Searching for synergism: effects of combinations of phenolic compounds and other toxins on oxidative stress in Lymantria dispar caterpillars

Abstract

Synergistic combinations of plant allelochemicals are commonly believed to increase their effectiveness as defenses against insect herbivores. For example, temperate deciduous trees produce large amounts of phenolic compounds (primarily tannins), but many of these trees also produce smaller amounts of other potentially toxic compounds. This study tested the hypothesis that mixtures of phenolics and other types of toxins produce a greater effect on oxidative stress (a measure of toxicity) than do phenolics alone. Oxidative stress was measured in Lymantria dispar (gypsy moth) larvae as a shift in the redox balance of glutathione (GSH) towards a higher percentage of its oxidized form (glutathione disulfide; GSSG). We began by showing that larvae that ingested ellagitannins and chlorogenic acid (phenolics) contained greatly elevated levels of reactive oxygen species in their midgut contents, but this was not sufficient to shift the redox balance of GSH in their midgut tissues.
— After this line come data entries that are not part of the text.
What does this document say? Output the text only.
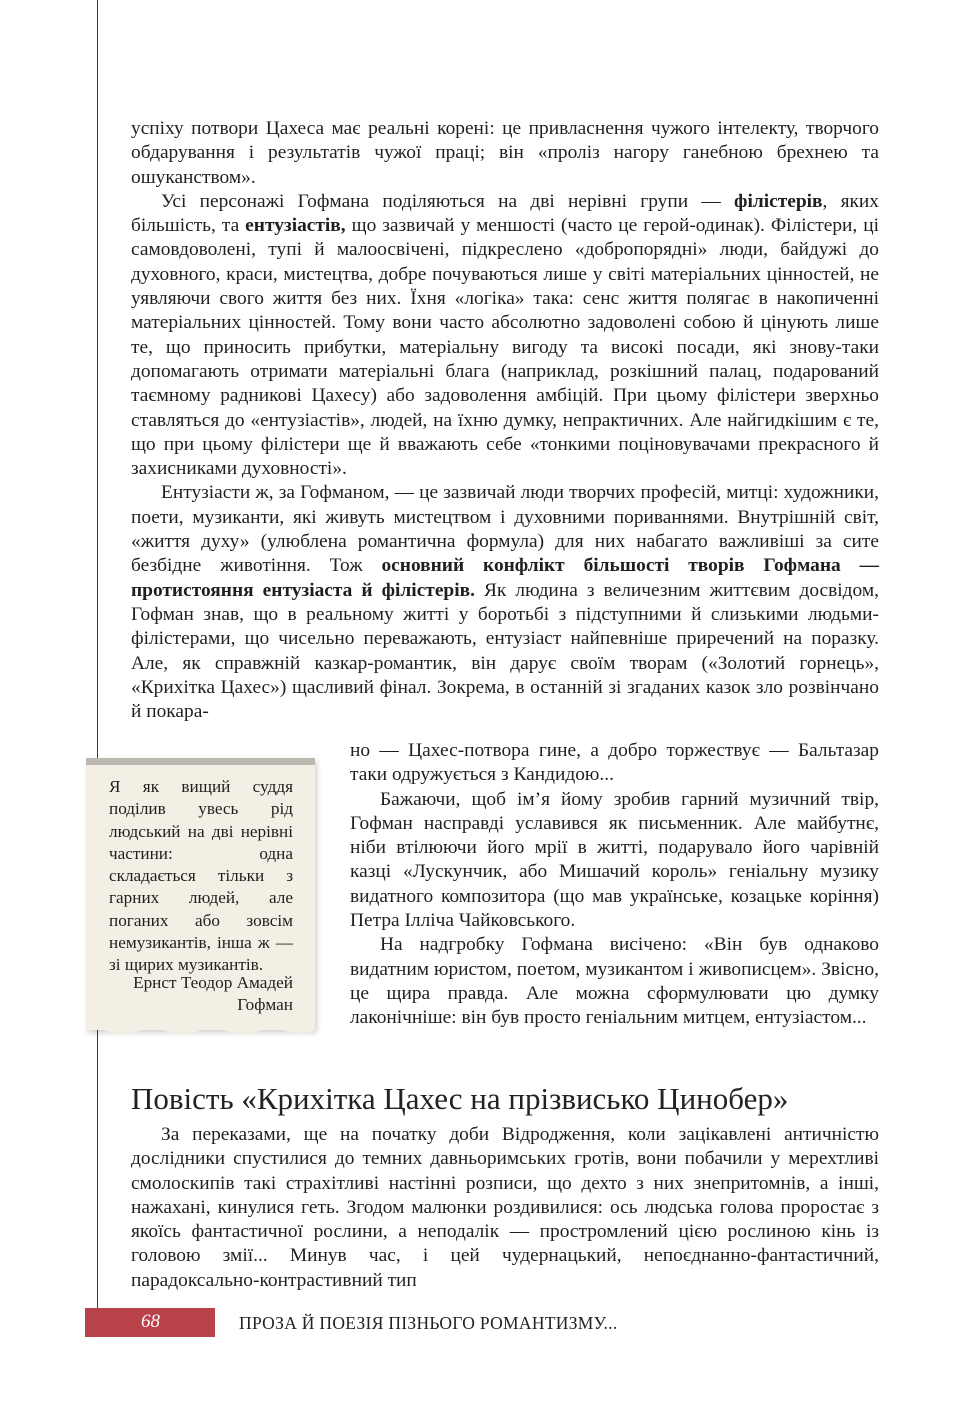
успіху потвори Цахеса має реальні корені: це привласнення чужого інтелекту, творчого обдарування і результатів чужої праці; він «проліз нагору ганебною брехнею та ошуканством».

Усі персонажі Гофмана поділяються на дві нерівні групи — філістерів, яких більшість, та ентузіастів, що зазвичай у меншості (часто це герой-одинак). Філістери, ці самовдоволені, тупі й малоосвічені, підкреслено «добропорядні» люди, байдужі до духовного, краси, мистецтва, добре почуваються лише у світі матеріальних цінностей, не уявляючи свого життя без них. Їхня «логіка» така: сенс життя полягає в накопиченні матеріальних цінностей. Тому вони часто абсолютно задоволені собою й цінують лише те, що приносить прибутки, матеріальну вигоду та високі посади, які знову-таки допомагають отримати матеріальні блага (наприклад, розкішний палац, подарований таємному радникові Цахесу) або задоволення амбіцій. При цьому філістери зверхньо ставляться до «ентузіастів», людей, на їхню думку, непрактичних. Але найгидкішим є те, що при цьому філістери ще й вважають себе «тонкими поціновувачами прекрасного й захисниками духовності».

Ентузіасти ж, за Гофманом, — це зазвичай люди творчих професій, митці: художники, поети, музиканти, які живуть мистецтвом і духовними пориваннями. Внутрішній світ, «життя духу» (улюблена романтична формула) для них набагато важливіші за сите безбідне животіння. Тож основний конфлікт більшості творів Гофмана — протистояння ентузіаста й філістерів. Як людина з величезним життєвим досвідом, Гофман знав, що в реальному житті у боротьбі з підступними й слизькими людьми-філістерами, що чисельно переважають, ентузіаст найпевніше приречений на поразку. Але, як справжній казкар-романтик, він дарує своїм творам («Золотий горнець», «Крихітка Цахес») щасливий фінал. Зокрема, в останній зі згаданих казок зло розвінчано й покара-

Я як вищий суддя поділив увесь рід людський на дві нерівні частини: одна складається тільки з гарних людей, але поганих або зовсім немузикантів, інша ж — зі щирих музикантів.
Ернст Теодор Амадей
Гофман

но — Цахес-потвора гине, а добро торжествує — Бальтазар таки одружується з Кандидою...

Бажаючи, щоб ім’я йому зробив гарний музичний твір, Гофман насправді уславився як письменник. Але майбутнє, ніби втілюючи його мрії в житті, подарувало його чарівній казці «Лускунчик, або Мишачий король» геніальну музику видатного композитора (що мав українське, козацьке коріння) Петра Ілліча Чайковського.

На надгробку Гофмана висічено: «Він був однаково видатним юристом, поетом, музикантом і живописцем». Звісно, це щира правда. Але можна сформулювати цю думку лаконічніше: він був просто геніальним митцем, ентузіастом...

Повість «Крихітка Цахес на прізвисько Цинобер»

За переказами, ще на початку доби Відродження, коли зацікавлені античністю дослідники спустилися до темних давньоримських гротів, вони побачили у мерехтливі смолоскипів такі страхітливі настінні розписи, що дехто з них знепритомнів, а інші, нажахані, кинулися геть. Згодом малюнки роздивилися: ось людська голова проростає з якоїсь фантастичної рослини, а неподалік — простромлений цією рослиною кінь із головою змії... Минув час, і цей чудернацький, непоєднанно-фантастичний, парадоксально-контрастивний тип

68	ПРОЗА Й ПОЕЗІЯ ПІЗНЬОГО РОМАНТИЗМУ...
Therefore, the phenolic compounds were tested in pairwise combinations with juglone (a quinone), rutin, kaempferol, or quercitrin (flavonoids), quinine, berberine, gramine, or glaucine (alkaloids), and soy or Quillaja saponins. When each of these allelochemical combinations was treated on hybrid poplar (Populus tremula × P. alba) leaves and consumed by L. dispar larvae for a 2-day period, none significantly shifted the redox balance of GSH. GSH levels were induced by the combination of phenolics with an alkaloid and a saponin, suggesting that a “cocktail” of allelochemicals might produce a more effective plant defense. GSH levels were also found to increase with larval age, both within and between instars. Increased levels of GSH may help explain the greater resistance of late-instar than early-instar larvae to plant defenses. Overall, the results of this study do not support the hypothesis that the combined effects of phenolic compounds and other toxins in sugar maple (Acer saccharum) leaves produce a synergistic increase in oxidative stress in L. dispar larvae. Further work is needed to test the general hypothesis that the allelochemical diversity in plants functions, in part, to produce synergistic toxicological effects in insect herbivores.